Błyskawiczny rozwój sztucznej inteligencji sprawił, że wymyka się on wielu prawnym regulacjom, których dostosowanie nie nadąża za rozwojem AI. W zeszłym tygodniu Parlament Europejski wydał oświadczenie, w którym wskazał, że "AI ma ogromny potencjał do zwiększenia produktywności kapitału i pracy, innowacji, wzrostu gospodarczego i tworzenia miejsc pracy. Jednak jej rozwój może również utorować drogę do potencjalnej masowej inwigilacji i innych szkodliwych skutków dla podstawowych praw i wartości". Europejska Organizacja Konsumencka (BEUC) wezwała nawet władze UE, jak i krajów członkowskich, w tym regulatorów ds. prywatności i bezpieczeństwa danych, do przeprowadzenia śledztw w sprawie ChatuGPT.  

Zobacz wideo Cmentarzysko pomysłów Google. Największe porażki technologicznego giganta [TOPtech]

Włochy zakazują ChatGPT

"Politico" opisuje, że znany chatbot może łamać europejskie prawo. Uznały tak już Włochy, które ogłosiły zakaz korzystania ze sztucznej inteligencji ChatuGPT. Dostęp do tej usługi został zablokowany. Na razie czasowo - do momentu dogłębnego zbadania samego narzędzia oraz odpowiedzialnej za nie firmy OpenAI. Włosi uznali, że firma nie ma podstawy prawnej pozwalające na "masowe gromadzenie i przechowywanie danych osobowych w celu 'trenowania' algorytmów". Tym samym oskarżają ją o łamanie unijnego prawa dotyczącego ochrony prywatności, znanego jako RODO. Co więcej, zarzucono, że ChatGPT nie weryfikuje wieku użytkowników i naraża "nieletnich na absolutnie nieodpowiednie odpowiedzi w porównaniu do ich stopnia rozwoju i samoświadomości." 

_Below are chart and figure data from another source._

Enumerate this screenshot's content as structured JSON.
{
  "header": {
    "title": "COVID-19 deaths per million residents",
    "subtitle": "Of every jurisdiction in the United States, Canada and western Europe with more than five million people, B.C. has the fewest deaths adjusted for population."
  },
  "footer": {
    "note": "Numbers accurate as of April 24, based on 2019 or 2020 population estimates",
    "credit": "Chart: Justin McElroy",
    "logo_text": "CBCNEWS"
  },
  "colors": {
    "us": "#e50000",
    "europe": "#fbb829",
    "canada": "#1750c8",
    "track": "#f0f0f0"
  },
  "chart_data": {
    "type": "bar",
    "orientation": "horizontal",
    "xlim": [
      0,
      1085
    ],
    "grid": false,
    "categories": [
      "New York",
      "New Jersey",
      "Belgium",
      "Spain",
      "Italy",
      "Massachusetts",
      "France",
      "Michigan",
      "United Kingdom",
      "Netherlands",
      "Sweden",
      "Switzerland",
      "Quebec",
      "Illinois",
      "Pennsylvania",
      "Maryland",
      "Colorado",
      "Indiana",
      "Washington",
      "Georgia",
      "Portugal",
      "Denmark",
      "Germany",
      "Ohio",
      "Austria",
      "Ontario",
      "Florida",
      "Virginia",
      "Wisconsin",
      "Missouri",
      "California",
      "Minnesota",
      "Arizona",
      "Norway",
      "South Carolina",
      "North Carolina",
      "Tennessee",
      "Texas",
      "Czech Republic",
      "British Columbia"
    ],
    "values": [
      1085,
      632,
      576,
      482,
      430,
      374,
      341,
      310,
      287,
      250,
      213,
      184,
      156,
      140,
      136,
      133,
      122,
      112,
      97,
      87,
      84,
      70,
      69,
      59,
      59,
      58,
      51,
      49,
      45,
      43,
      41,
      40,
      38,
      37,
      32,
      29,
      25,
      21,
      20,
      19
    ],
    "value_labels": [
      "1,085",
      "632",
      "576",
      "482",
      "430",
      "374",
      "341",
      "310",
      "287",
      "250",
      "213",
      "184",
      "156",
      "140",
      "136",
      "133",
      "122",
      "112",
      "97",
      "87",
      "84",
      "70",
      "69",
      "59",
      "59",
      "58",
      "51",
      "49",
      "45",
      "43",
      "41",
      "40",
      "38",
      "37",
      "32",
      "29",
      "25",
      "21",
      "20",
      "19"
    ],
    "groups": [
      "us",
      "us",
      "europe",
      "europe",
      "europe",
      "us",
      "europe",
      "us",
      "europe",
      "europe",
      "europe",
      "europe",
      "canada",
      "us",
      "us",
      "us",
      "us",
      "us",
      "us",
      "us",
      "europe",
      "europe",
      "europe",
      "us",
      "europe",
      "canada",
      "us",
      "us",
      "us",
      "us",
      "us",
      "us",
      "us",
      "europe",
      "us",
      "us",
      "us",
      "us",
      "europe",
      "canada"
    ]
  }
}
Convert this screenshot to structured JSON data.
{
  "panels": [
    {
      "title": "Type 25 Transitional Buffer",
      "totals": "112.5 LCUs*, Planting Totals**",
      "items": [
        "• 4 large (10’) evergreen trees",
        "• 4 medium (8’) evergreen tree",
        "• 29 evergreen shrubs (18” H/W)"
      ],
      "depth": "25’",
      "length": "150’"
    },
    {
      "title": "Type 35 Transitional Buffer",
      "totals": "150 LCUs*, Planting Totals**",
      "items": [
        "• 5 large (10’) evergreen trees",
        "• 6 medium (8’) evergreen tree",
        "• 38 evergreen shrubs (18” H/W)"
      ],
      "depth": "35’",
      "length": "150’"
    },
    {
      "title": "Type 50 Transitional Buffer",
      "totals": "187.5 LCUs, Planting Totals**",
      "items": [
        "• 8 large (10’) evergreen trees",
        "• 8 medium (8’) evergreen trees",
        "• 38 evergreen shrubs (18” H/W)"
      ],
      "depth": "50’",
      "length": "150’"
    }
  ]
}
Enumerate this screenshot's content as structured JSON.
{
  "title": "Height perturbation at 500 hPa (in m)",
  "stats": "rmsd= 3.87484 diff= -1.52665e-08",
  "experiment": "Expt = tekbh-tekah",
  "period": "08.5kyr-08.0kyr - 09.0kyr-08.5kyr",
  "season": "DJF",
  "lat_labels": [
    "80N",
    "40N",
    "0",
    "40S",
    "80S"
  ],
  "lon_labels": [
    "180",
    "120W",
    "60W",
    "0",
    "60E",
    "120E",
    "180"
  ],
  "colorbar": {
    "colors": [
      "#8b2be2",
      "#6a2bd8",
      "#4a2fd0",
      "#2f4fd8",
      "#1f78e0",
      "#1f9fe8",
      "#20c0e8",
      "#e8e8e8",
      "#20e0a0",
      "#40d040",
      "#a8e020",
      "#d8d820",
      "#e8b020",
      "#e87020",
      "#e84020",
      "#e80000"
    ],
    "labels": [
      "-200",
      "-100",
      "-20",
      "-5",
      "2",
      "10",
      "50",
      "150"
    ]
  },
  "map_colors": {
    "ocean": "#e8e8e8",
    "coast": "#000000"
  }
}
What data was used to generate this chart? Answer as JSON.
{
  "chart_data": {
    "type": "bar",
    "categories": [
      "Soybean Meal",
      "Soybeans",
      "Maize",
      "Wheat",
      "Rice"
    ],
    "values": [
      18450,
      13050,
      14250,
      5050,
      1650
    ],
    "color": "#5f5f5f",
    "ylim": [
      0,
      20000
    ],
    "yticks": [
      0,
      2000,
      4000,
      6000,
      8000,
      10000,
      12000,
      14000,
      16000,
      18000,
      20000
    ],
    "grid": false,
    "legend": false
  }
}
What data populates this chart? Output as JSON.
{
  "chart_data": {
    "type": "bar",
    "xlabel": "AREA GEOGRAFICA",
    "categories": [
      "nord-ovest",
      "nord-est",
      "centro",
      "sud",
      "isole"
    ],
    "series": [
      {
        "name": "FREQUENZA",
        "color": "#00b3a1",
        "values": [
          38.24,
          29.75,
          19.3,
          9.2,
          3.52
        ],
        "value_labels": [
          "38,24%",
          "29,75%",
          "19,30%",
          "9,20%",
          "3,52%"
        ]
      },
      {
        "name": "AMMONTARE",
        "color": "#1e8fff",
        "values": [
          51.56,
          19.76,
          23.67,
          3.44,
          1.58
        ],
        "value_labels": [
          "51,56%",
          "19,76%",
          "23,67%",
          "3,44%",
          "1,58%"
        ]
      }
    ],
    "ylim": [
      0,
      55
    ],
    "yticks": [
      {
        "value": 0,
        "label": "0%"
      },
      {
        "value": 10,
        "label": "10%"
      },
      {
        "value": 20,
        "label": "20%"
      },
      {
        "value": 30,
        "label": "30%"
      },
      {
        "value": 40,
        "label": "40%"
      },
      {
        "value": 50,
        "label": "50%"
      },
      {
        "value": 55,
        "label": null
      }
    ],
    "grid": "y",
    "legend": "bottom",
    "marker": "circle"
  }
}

Parlament Europejski debatuje nad sztuczną inteligencją

OpenAI nie ma biura w UE, ale jego przedstawiciel w Europejskim Obszarze Gospodarczym ma 20 dni na przekazanie informacji o tym, jak planuje dostosować ChatGPT do unijnych zasad prywatności. Jeśli tego nie zrobi, na OpenAI może zostać nałożona kara w wysokości do 4 procent swoich globalnych przychodów. Co więcej, - według informacji "Politico" - w Unii Europejskiej debatuje się nad wpisanie chatbotów na listę zagrożeń "wysokiego ryzyka", zwłaszcza z powodu możliwości szerzenia dezinformacji. Komisja Europejska, Rada UE i Parlament ustalają obecnie szczegóły rozwiązań prawnych, które ograniczałby możliwości działania inteligentnych chatbotów, bez straty dla zwykłych użytkowników. Wcześniej Elon Musk i znane postacie świata IT także apelowały w liście otwartym o wstrzymanie prac nad rozwojem sztucznej inteligencji. Autorzy uważają, że proces rozwoju systemów wykorzystujących uczenie maszynowe jest zbyt szybki i AI może wkrótce wymknąć się spod kontroli. 

Dziennikarze "Politico" przewrotnie zapytali sam ChatGPT czy jego działalność powinna zostać prawnie ograniczona. "UE powinna rozważyć uznanie czatbotów jako technologii 'wysokiego ryzyka', biorąc pod uwagę potencjał do tworzenia szkodliwych i wprowadzających w błąd treści. UE powinna rozważyć wdrożenie ram odpowiedzialnego rozwoju, wdrażania i wykorzystania tych technologii, które obejmują odpowiednie zabezpieczenia, monitorowanie i mechanizmy nadzoru" - tak brzmiała jego odpowiedź.